Updated: Dec 22, 2019
About two months ago, I posted an analysis of Amazon's supply chain in the form of a downloadable report. I am now following up with a post that provides some insights and commentary on Amazon's supply chain and why it is the critical financial flywheel that will allow Amazon to keep growing, albeit with increasing risks.
Amazon is the juggernaut retail corporation of our day and there is much interest in how they do things. Just about every retailer in the world has had to come to grips with how to address Amazon's onslaught. Walmart, the world's largest retailer, is bound and determined to not have Amazon do to them what Walmart did to Sears, Kmart, and others. Retailers lament that Amazon runs a high-growth, zero-profit business model, and is rewarded for doing so by the investment community, while these same retailers are held to a different set of rules by the same investment community. Amazon's answer to this is that they just focus on customers, providing ever more innovative ways to serve customers; everything else just flows from that focus. The investment community says that Amazon could turn into an incredible profit engine at any time. But is this true, and if so, how will they do it? This was some of the curiosity that led us to develop the report.
Here are some key takeaways from the report:
1. Amazon loses about 2 cents of operating profit for ever dollar of sales on its original inventory-owned business model, but makes about 15 cents of operating profit in its services business, which includes fulfillment by Amazon (FBA), Amazon web services (AWS), and other services. This implies that the original inventory-owned business model is substantially the same, while the profit engines of today, and perhaps tomorrow, are the innovations off of the original business model.
2. While Amazon's revenue was $136B in 2016, the gross product flow through its supply chain is estimated to be $204B for 2016. Gross product sales were estimated to be 54% third party sales, and 46% Amazon-inventory-owned sales.

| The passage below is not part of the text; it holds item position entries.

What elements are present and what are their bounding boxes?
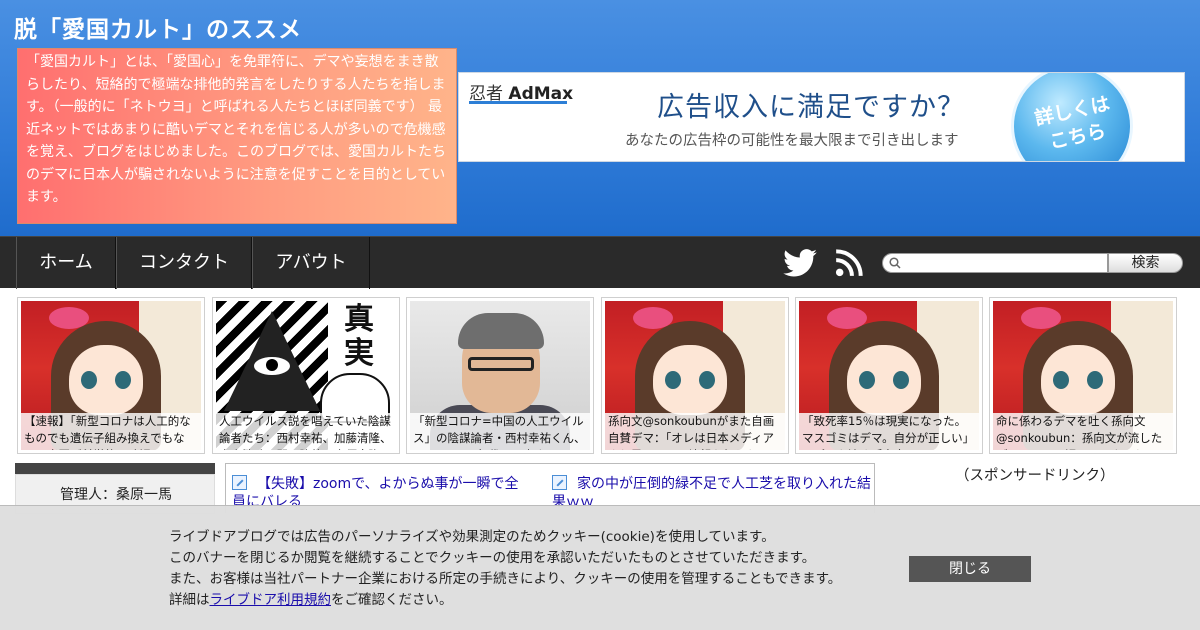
thumbnail-caption[interactable]: 「致死率15％は現実になった。マスゴミはデマ。自分が正しい」とデマを流す孫向文: [799, 413, 979, 450]
twitter-icon[interactable]: [783, 249, 817, 277]
thumbnail-card[interactable]: 「致死率15％は現実になった。マスゴミはデマ。自分が正しい」とデマを流す孫向文: [795, 297, 983, 454]
cookie-banner: ライブドアブログでは広告のパーソナライズや効果測定のためクッキー(cookie)…: [0, 505, 1200, 630]
site-header: 脱「愛国カルト」のススメ 「愛国カルト」とは、「愛国心」を免罪符に、デマや妄想を…: [0, 0, 1200, 236]
thumbnail-card[interactable]: 「新型コロナ=中国の人工ウイルス」の陰謀論者・西村幸祐くん、ついに1970年代の…: [406, 297, 594, 454]
thumbnail-caption[interactable]: 孫向文@sonkoubunがまた自画自賛デマ：「オレは日本メディアより早く正しい…: [605, 413, 785, 450]
ad-subtext: あなたの広告枠の可能性を最大限まで引き出します: [625, 133, 959, 149]
ad-logo-underline: [469, 101, 567, 104]
ad-details-button[interactable]: 詳しくは こちら: [1011, 73, 1133, 161]
search-input[interactable]: [882, 253, 1108, 273]
nav-contact[interactable]: コンタクト: [116, 237, 252, 289]
ad-details-label: 詳しくは こちら: [1032, 92, 1112, 154]
admin-name: 管理人：桑原一馬: [60, 487, 172, 503]
thumbnail-caption[interactable]: 【速報】「新型コロナは人工的なものでも遺伝子組み換えでもない」米国が科学的に確認: [21, 413, 201, 450]
cookie-text: ライブドアブログでは広告のパーソナライズや効果測定のためクッキー(cookie)…: [169, 529, 842, 608]
sidebar-header-bar: [15, 463, 215, 474]
nav-home[interactable]: ホーム: [16, 237, 116, 289]
article-icon: [552, 475, 567, 490]
sponsored-label: （スポンサードリンク）: [955, 468, 1115, 484]
site-description: 「愛国カルト」とは、「愛国心」を免罪符に、デマや妄想をまき散らしたり、短絡的で極…: [17, 48, 457, 224]
rss-icon[interactable]: [835, 249, 863, 277]
article-icon: [232, 475, 247, 490]
site-title[interactable]: 脱「愛国カルト」のススメ: [14, 10, 302, 44]
cookie-close-button[interactable]: 閉じる: [909, 556, 1031, 582]
thumbnail-card[interactable]: 真実 人工ウイルス説を唱えていた陰謀論者たち：西村幸祐、加藤清隆、青山繁晴、門田…: [212, 297, 400, 454]
search-button[interactable]: 検索: [1108, 253, 1183, 273]
nav-about[interactable]: アバウト: [252, 237, 370, 289]
thumbnail-caption[interactable]: 人工ウイルス説を唱えていた陰謀論者たち：西村幸祐、加藤清隆、青山繁晴、門田隆将、…: [216, 413, 396, 450]
terms-link[interactable]: ライブドア利用規約: [210, 592, 332, 608]
main-nav: ホーム コンタクト アバウト 検索: [0, 236, 1200, 289]
ad-headline: 広告収入に満足ですか？: [657, 92, 965, 123]
ad-banner[interactable]: 忍者 AdMax 広告収入に満足ですか？ あなたの広告枠の可能性を最大限まで引き…: [458, 72, 1185, 162]
thumbnail-caption[interactable]: 命に係わるデマを吐く孫向文@sonkoubun：孫向文が流したデマについて調べて…: [993, 413, 1173, 450]
thumbnail-card[interactable]: 孫向文@sonkoubunがまた自画自賛デマ：「オレは日本メディアより早く正しい…: [601, 297, 789, 454]
thumbnail-card[interactable]: 命に係わるデマを吐く孫向文@sonkoubun：孫向文が流したデマについて調べて…: [989, 297, 1177, 454]
search-icon: [889, 257, 901, 269]
featured-thumbnails: 【速報】「新型コロナは人工的なものでも遺伝子組み換えでもない」米国が科学的に確認…: [17, 297, 1183, 455]
thumbnail-caption[interactable]: 「新型コロナ=中国の人工ウイルス」の陰謀論者・西村幸祐くん、ついに1970年代の…: [410, 413, 590, 450]
thumbnail-card[interactable]: 【速報】「新型コロナは人工的なものでも遺伝子組み換えでもない」米国が科学的に確認: [17, 297, 205, 454]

3. It is estimated that fulfillment by Amazon (FBA) yields about 21 cents for every dollar of third-party gross product sales.
4. Shipment and fulfillment costs are growing significantly faster than overall revenues primarily because of a) significant growth in third-party sales; and b) increased cost in sortation centers for local and last-mile delivery.
5. Amazon had 160M square feet in fulfillment and data center space (a very high percentage of this is fulfillment) at the end of 2016. Analysis suggests Amazon drives about $1300/year in gross product revenue per square foot of fulfillment space.
6. Amazon spends little to no time talking about gross margins, which is a traditional key measure in the retail business. From a financial perspective, it focuses principally on cash flow. In fact, as services has grown to be a significant part of Amazon's business, gross margin discussions have become even less relevant.
7. Amazon's cash conversion cycle was minus 35 days. It pays its suppliers in approximately 104.7 days, carries about 47.4 days in inventory, and has about 22.4 days receivables. This represents about $13B in cash (on an end-of-year revenue basis) that it can use to invest (overall operating cash flow had a 33% five-year CAGR, while overall revenue had a 23% CAGR). This float on cash is one of the critical elements of Amazon's business and a powerful statement for how superior supply chain management can build a business juggernaut. This business approach is also not unlike the float on insurance premiums that Warren Buffet has historically used to invest and grow his business (Buffet's recent letter to shareholders values Berkshire's float at $114.5B for 2017). It is furthermore a classic example of using other people's money to build a behemoth.
The full report can be downloaded here. Let me know if there are things you see that could improve the report. Amazon has recently published their 10K for 2017, so the 2018 version of this report will be published in the next two months. Going forward, as Amazon integrates Whole Foods, and as its services business swallows the original business, it may be more difficult to decipher how its supply chain operates.